My code is essentially this:

from tensorflow.python.compiler.tensorrt import trt_convert as trt

tf.keras.backend.set_learning_phase(0)
converter = trt.TrtGraphConverter(
    input_saved_model_dir="./tmp/yolosaved/",
    precision_mode="FP16",
    is_dynamic_op=True)
converter.convert()


saved_model_dir_trt = "./tmp/yolov3.trt"
converter.save(saved_model_dir_trt)

And this generates the following error:

Traceback (most recent call last):
  File "/home/pierre/Programs/anaconda3/envs/Deep2/lib/python3.6/site-packages/tensorflow/python/framework/importer.py", line 427, in import_graph_def
    graph._c_graph, serialized, options)  # pylint: disable=protected-access
tensorflow.python.framework.errors_impl.InvalidArgumentError: Input 1 of node StatefulPartitionedCall was passed float from conv2d/kernel:0 incompatible with expected resource.

During handling of the above exception, another exception occurred:

Traceback (most recent call last):
  File "/home/pierre/Documents/GitHub/yolov3-tf2/tensorrt.py", line 23, in <module>
    converter.save(saved_model_dir_trt)
  File "/home/pierre/Programs/anaconda3/envs/Deep2/lib/python3.6/site-packages/tensorflow/python/compiler/tensorrt/trt_convert.py", line 822, in save
    super(TrtGraphConverter, self).save(output_saved_model_dir)
  File "/home/pierre/Programs/anaconda3/envs/Deep2/lib/python3.6/site-packages/tensorflow/python/compiler/tensorrt/trt_convert.py", line 432, in save
    importer.import_graph_def(self._converted_graph_def, name="")
  File "/home/pierre/Programs/anaconda3/envs/Deep2/lib/python3.6/site-packages/tensorflow/python/util/deprecation.py", line 507, in new_func
    return func(*args, **kwargs)
  File "/home/pierre/Programs/anaconda3/envs/Deep2/lib/python3.6/site-packages/tensorflow/python/framework/importer.py", line 431, in import_graph_def
    raise ValueError(str(e))
ValueError: Input 1 of node StatefulPartitionedCall was passed float from conv2d/kernel:0 incompatible with expected resource.

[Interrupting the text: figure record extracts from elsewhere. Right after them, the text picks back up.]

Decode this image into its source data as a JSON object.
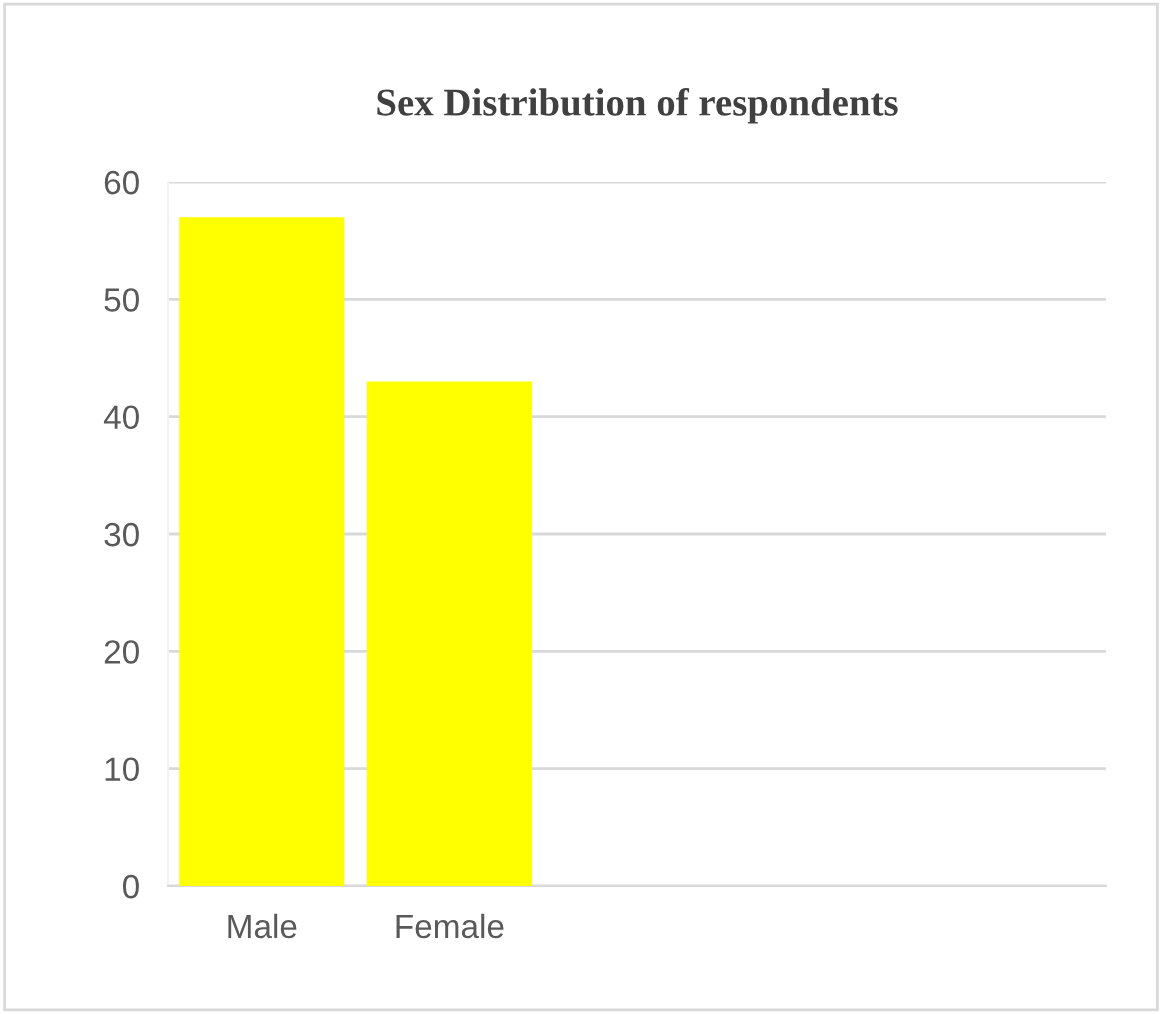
{
  "chart_data": {
    "type": "bar",
    "title": "Sex Distribution of respondents",
    "categories": [
      "Male",
      "Female",
      null,
      null,
      null
    ],
    "values": [
      57,
      43,
      null,
      null,
      null
    ],
    "color": "#ffff00",
    "ylim": [
      0,
      60
    ],
    "yticks": [
      0,
      10,
      20,
      30,
      40,
      50,
      60
    ],
    "grid": "y"
  }
}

Does this mean that some of my nodes can't be converted? In this case, why does my code error out during the .save step?

回答1:

I ended up solving this issue with the following code. Also I switched from tf 2.0.-beta0 to tf-nightly-gpu-2.0-preview

params = trt.DEFAULT_TRT_CONVERSION_PARAMS._replace(
    precision_mode='FP16',
    is_dynamic_op=True)
    
converter = trt.TrtGraphConverterV2(
    input_saved_model_dir=saved_model_dir,
    conversion_params=params)
converter.convert()
saved_model_dir_trt = "/tmp/model.trt"
converter.save(saved_model_dir_trt)

thanks for your help



回答2:

When you are using TensorRT please keep in mind that there might be unsupported layers in your model architecture. There is TensorRT support matrix for your reference. YOLO consist a lot of unimplemented custom layers such as "yolo layer".

So, if you want to convert YOLO to TensorRT optimized model, you need to choose from alternative ways.

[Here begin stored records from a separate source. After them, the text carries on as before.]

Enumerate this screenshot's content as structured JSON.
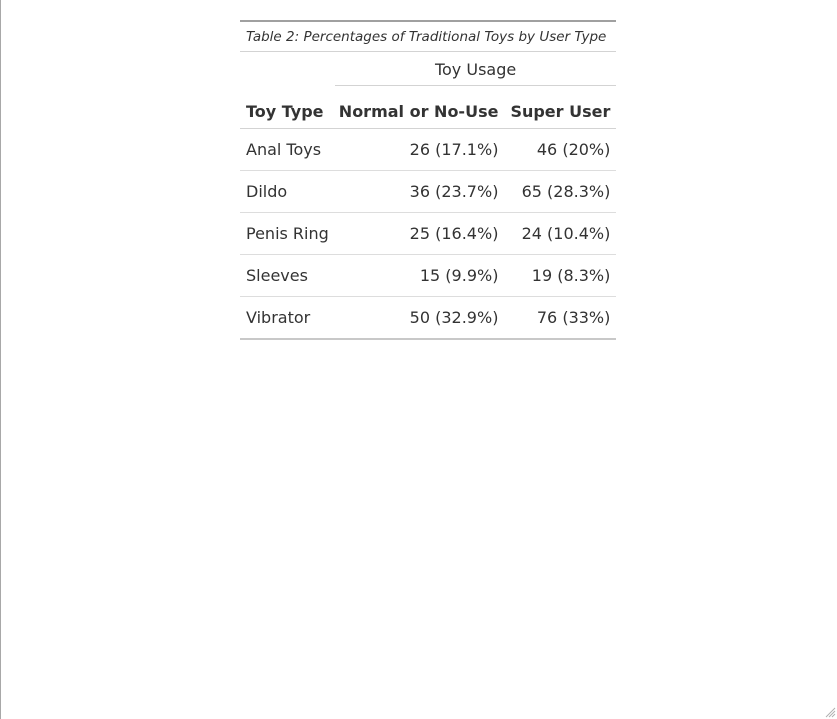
{
  "table": {
    "caption": "Table 2: Percentages of Traditional Toys by User Type",
    "spanner": "Toy Usage",
    "columns": [
      "Toy Type",
      "Normal or No-Use",
      "Super User"
    ],
    "rows": [
      [
        "Anal Toys",
        "26 (17.1%)",
        "46 (20%)"
      ],
      [
        "Dildo",
        "36 (23.7%)",
        "65 (28.3%)"
      ],
      [
        "Penis Ring",
        "25 (16.4%)",
        "24 (10.4%)"
      ],
      [
        "Sleeves",
        "15 (9.9%)",
        "19 (8.3%)"
      ],
      [
        "Vibrator",
        "50 (32.9%)",
        "76 (33%)"
      ]
    ]
  }
}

  1. Try TF-TRT which optimizes and executes compatible subgraphs, allowing TensorFlow to execute the remaining graph. While you can still use TensorFlow's wide and flexible feature set, TensorRT will parse the model and apply optimizations to the portions of the graph wherever possible.
  2. Implement your custom layers with Plugin API like this example.


回答3:

Might be a bit of a reach, but which gpu are you using? I know that precision_mode="FP16" is just supported in certain architectures, like Pascal (tx2 series) and Turing (~2080 series). I've had good results porting from TF2 to trt with fp16.